Perinçek grubunun ve Türk hükümetinin Trump’ın seçim kampanyasına yaptığı yardım ve destek

Eski ABD Ulusal Güvenlik Danışmanı Michael Flynn, hakkında açılan soruşturma kapsamında özel savcılıkla anlaşma yoluna giderek, Rusya hükümeti ile kurduğu temaslar konusunda Federal Soruşturma Bürosu’na (FBI) yalan beyanda bulunduğunu kabul etmişti.

Flynn, anlaşma kapsamında verdiği ifadede, Başkan Donald Trump adına seçim kampanyalarının devam ettiği bir dönemde, Türkiye hükümeti ile doğrudan ilişki kurduğunu ve hükümetin talimat ve yönlendirmeleri doğrultusunda danışmanlık çalışmaları yürüttüğü iddialarını da ilk kez doğrulamıştı.

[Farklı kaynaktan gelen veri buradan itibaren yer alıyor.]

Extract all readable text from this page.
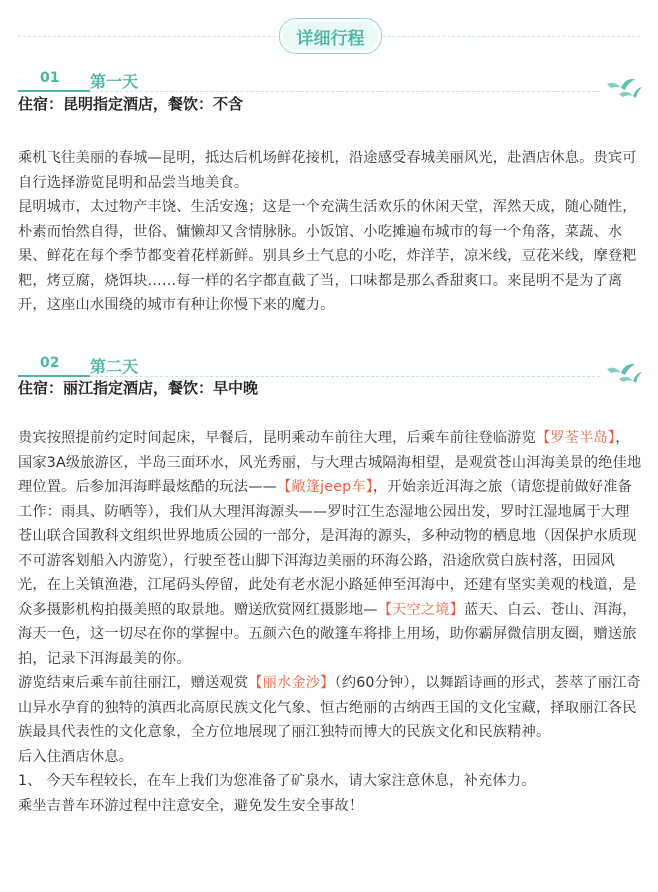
详细行程
01 第一天
住宿：昆明指定酒店，餐饮：不含

乘机飞往美丽的春城—昆明，抵达后机场鲜花接机，沿途感受春城美丽风光，赴酒店休息。贵宾可自行选择游览昆明和品尝当地美食。

昆明城市，太过物产丰饶、生活安逸；这是一个充满生活欢乐的休闲天堂，浑然天成，随心随性，朴素而怡然自得，世俗、慵懒却又含情脉脉。小饭馆、小吃摊遍布城市的每一个角落，菜蔬、水果、鲜花在每个季节都变着花样新鲜。别具乡土气息的小吃，炸洋芋，凉米线，豆花米线，摩登粑粑，烤豆腐，烧饵块……每一样的名字都直截了当，口味都是那么香甜爽口。来昆明不是为了离开，这座山水围绕的城市有种让你慢下来的魔力。

02 第二天
住宿：丽江指定酒店，餐饮：早中晚

贵宾按照提前约定时间起床，早餐后，昆明乘动车前往大理，后乘车前往登临游览【罗荃半岛】，国家3A级旅游区，半岛三面环水，风光秀丽，与大理古城隔海相望，是观赏苍山洱海美景的绝佳地理位置。后参加洱海畔最炫酷的玩法——【敞篷jeep车】，开始亲近洱海之旅（请您提前做好准备工作：雨具、防晒等），我们从大理洱海源头——罗时江生态湿地公园出发，罗时江湿地属于大理苍山联合国教科文组织世界地质公园的一部分，是洱海的源头，多种动物的栖息地（因保护水质现不可游客划船入内游览），行驶至苍山脚下洱海边美丽的环海公路，沿途欣赏白族村落，田园风光，在上关镇渔港，江尾码头停留，此处有老水泥小路延伸至洱海中，还建有坚实美观的栈道，是众多摄影机构拍摄美照的取景地。赠送欣赏网红摄影地—【天空之境】蓝天、白云、苍山、洱海，海天一色，这一切尽在你的掌握中。五颜六色的敞篷车将排上用场，助你霸屏微信朋友圈，赠送旅拍，记录下洱海最美的你。

游览结束后乘车前往丽江，赠送观赏【丽水金沙】（约60分钟），以舞蹈诗画的形式，荟萃了丽江奇山异水孕育的独特的滇西北高原民族文化气象、恒古绝丽的古纳西王国的文化宝藏，择取丽江各民族最具代表性的文化意象，全方位地展现了丽江独特而博大的民族文化和民族精神。

后入住酒店休息。

1、 今天车程较长，在车上我们为您准备了矿泉水，请大家注意休息，补充体力。

乘坐吉普车环游过程中注意安全，避免发生安全事故！
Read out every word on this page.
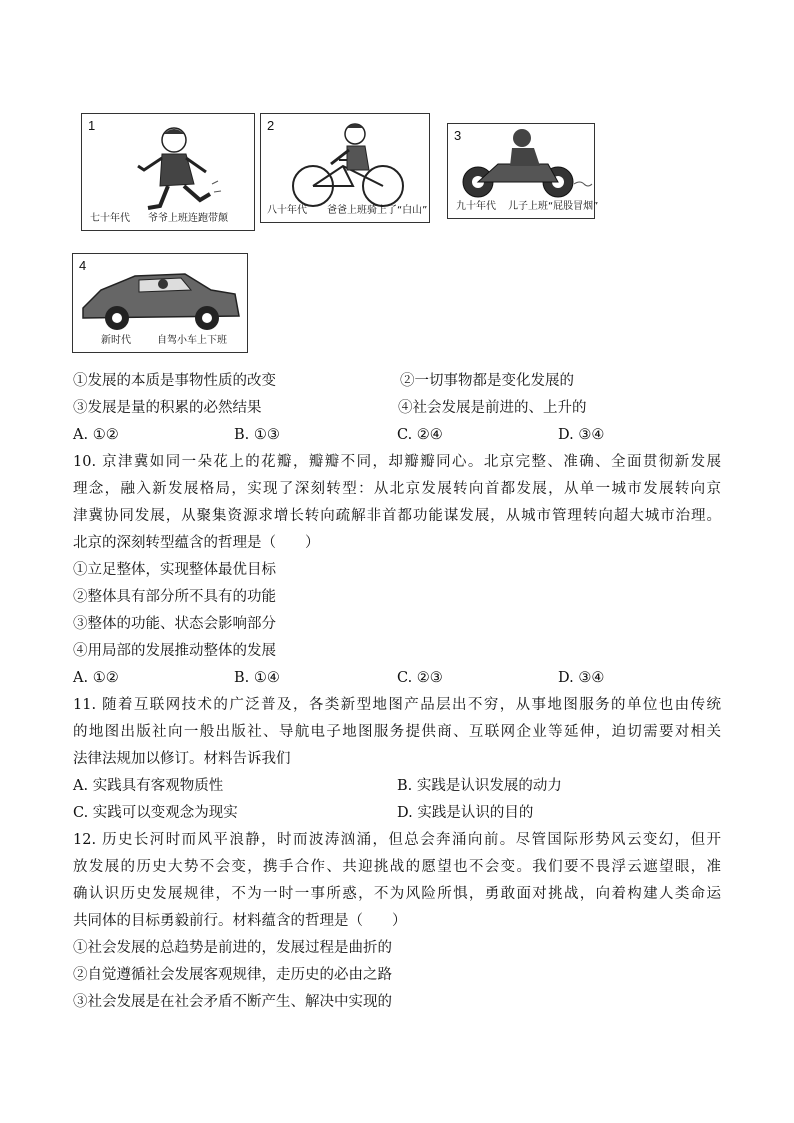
1
七十年代 爷爷上班连跑带颠
2
八十年代 爸爸上班骑上了“白山”
3
九十年代 儿子上班“屁股冒烟”
4
新时代	自驾小车上下班
①发展的本质是事物性质的改变	②一切事物都是变化发展的
③发展是量的积累的必然结果	④社会发展是前进的、上升的
A. ①②	B. ①③	C. ②④	D. ③④
10. 京津冀如同一朵花上的花瓣，瓣瓣不同，却瓣瓣同心。北京完整、准确、全面贯彻新发展
理念，融入新发展格局，实现了深刻转型：从北京发展转向首都发展，从单一城市发展转向京
津冀协同发展，从聚集资源求增长转向疏解非首都功能谋发展，从城市管理转向超大城市治理。
北京的深刻转型蕴含的哲理是（　　）
①立足整体，实现整体最优目标
②整体具有部分所不具有的功能
③整体的功能、状态会影响部分
④用局部的发展推动整体的发展
A. ①②	B. ①④	C. ②③	D. ③④
11. 随着互联网技术的广泛普及，各类新型地图产品层出不穷，从事地图服务的单位也由传统
的地图出版社向一般出版社、导航电子地图服务提供商、互联网企业等延伸，迫切需要对相关
法律法规加以修订。材料告诉我们
A. 实践具有客观物质性	B. 实践是认识发展的动力
C. 实践可以变观念为现实	D. 实践是认识的目的
12. 历史长河时而风平浪静，时而波涛汹涌，但总会奔涌向前。尽管国际形势风云变幻，但开
放发展的历史大势不会变，携手合作、共迎挑战的愿望也不会变。我们要不畏浮云遮望眼，准
确认识历史发展规律，不为一时一事所惑，不为风险所惧，勇敢面对挑战，向着构建人类命运
共同体的目标勇毅前行。材料蕴含的哲理是（　　）
①社会发展的总趋势是前进的，发展过程是曲折的
②自觉遵循社会发展客观规律，走历史的必由之路
③社会发展是在社会矛盾不断产生、解决中实现的
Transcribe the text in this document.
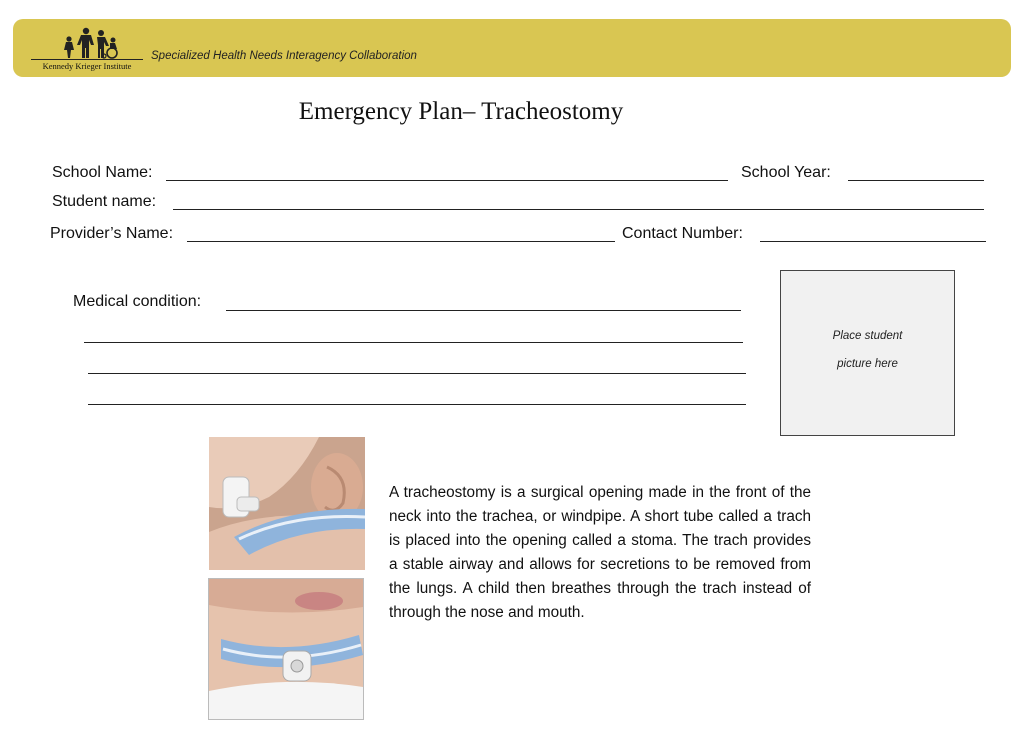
Kennedy Krieger Institute
Specialized Health Needs Interagency Collaboration
Emergency Plan– Tracheostomy
School Name:	School Year:
Student name:
Provider’s Name:	Contact Number:
Medical condition:
Place student
picture here
A tracheostomy is a surgical opening made in the front of the neck into the trachea, or windpipe. A short tube called a trach is placed into the opening called a stoma. The trach provides a stable airway and allows for secretions to be removed from the lungs. A child then breathes through the trach instead of through the nose and mouth.
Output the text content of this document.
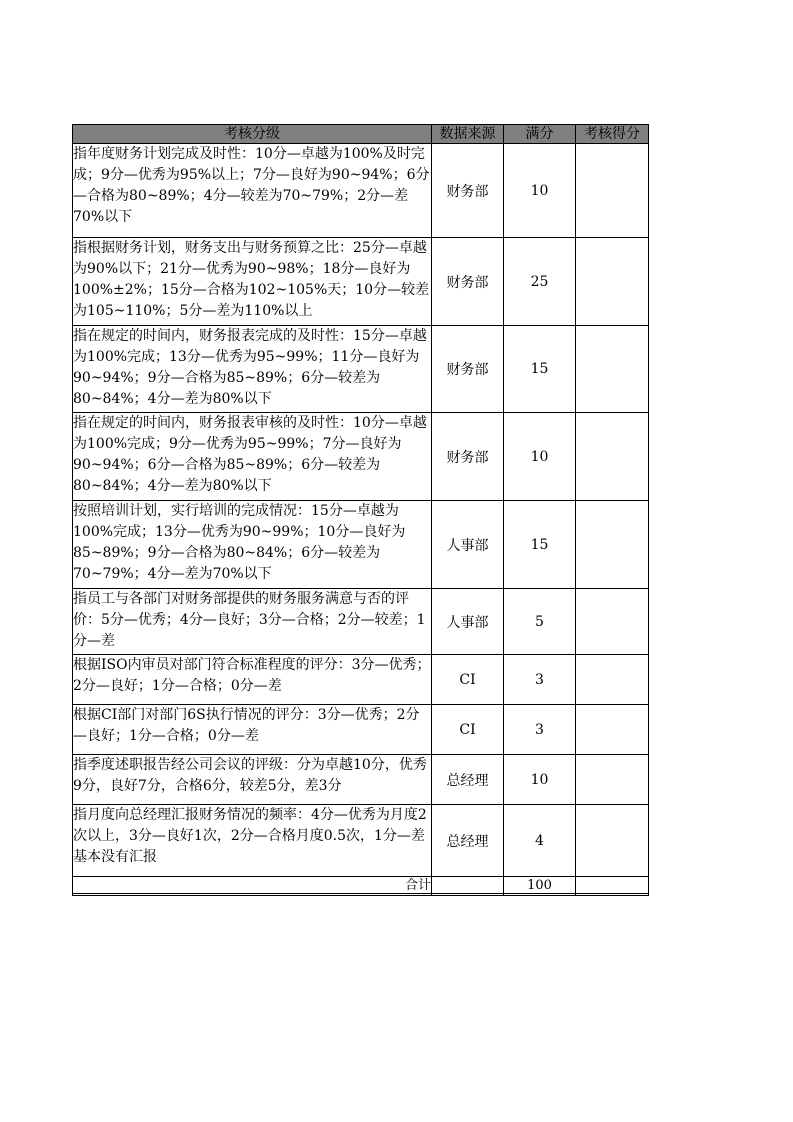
考核分级	数据来源	满分	考核得分
指年度财务计划完成及时性：10分—卓越为100%及时完成；9分—优秀为95%以上；7分—良好为90~94%；6分—合格为80~89%；4分—较差为70~79%；2分—差70%以下	财务部	10	
指根据财务计划，财务支出与财务预算之比：25分—卓越为90%以下；21分—优秀为90~98%；18分—良好为100%±2%；15分—合格为102~105%天；10分—较差为105~110%；5分—差为110%以上	财务部	25	
指在规定的时间内，财务报表完成的及时性：15分—卓越为100%完成；13分—优秀为95~99%；11分—良好为90~94%；9分—合格为85~89%；6分—较差为80~84%；4分—差为80%以下	财务部	15	
指在规定的时间内，财务报表审核的及时性：10分—卓越为100%完成；9分—优秀为95~99%；7分—良好为90~94%；6分—合格为85~89%；6分—较差为80~84%；4分—差为80%以下	财务部	10	
按照培训计划，实行培训的完成情况：15分—卓越为100%完成；13分—优秀为90~99%；10分—良好为85~89%；9分—合格为80~84%；6分—较差为70~79%；4分—差为70%以下	人事部	15	
指员工与各部门对财务部提供的财务服务满意与否的评价：5分—优秀；4分—良好；3分—合格；2分—较差；1分—差	人事部	5	
根据ISO内审员对部门符合标准程度的评分：3分—优秀；2分—良好；1分—合格；0分—差	CI	3	
根据CI部门对部门6S执行情况的评分：3分—优秀；2分—良好；1分—合格；0分—差	CI	3	
指季度述职报告经公司会议的评级：分为卓越10分，优秀9分，良好7分，合格6分，较差5分，差3分	总经理	10	
指月度向总经理汇报财务情况的频率：4分—优秀为月度2次以上，3分—良好1次，2分—合格月度0.5次，1分—差基本没有汇报	总经理	4	
合计		100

Yaptığı anlaşma kapsamında Flynn’e, Türkiye ile ilişkileri konusunda zamanında Adalet Bakanlığı’na yasal olarak yapması gereken bildirimi yapmadığı için dava açılmadı. Bununla birlikte, Flynn’in eski iş ortağı Bijan Rafiekian ve Türkiye adına danışmanlık hizmeti için ödeme yapan Türkiye-ABD İş Konseyi Başkanı Ekim Alptekin hakkında ise dava açıldı.

Burada bir parantez açıp, kesinlikle sıradan bir figür olmayan Ekim Alptekin’den bahsedelim. Kamuoyu, Kamil Ekim Alptekin adını ilk olarak “Jetle künefe söyleyen adam” olarak tanımıştı. ABD içerisinde “hızlı yükselen” Türk iş adamlarından olan Alptekin’in “hikâyesi” 2014 yılında Milliyet Gazetesi’nin ‘Yeni Dünya’yı Keşfeden Türkler’ başlıklı yazı dizisinde yer aldı. Yazı dizisinde, Amerika’da yalnızca bir yıl yaşadığı halde ismi ülkenin en başarılı Türk girişimcileri arasında anıldığı söylenen Alptekin, “Hollanda’da 20 yıl yaşadım. Amerika’da sadece 1-1.5 yıl kaldım. Ama o süre içinde Avrupa’da hiç hissetmediğim kadar Amerikalı hissettim” ifadelerini kullanmıştı.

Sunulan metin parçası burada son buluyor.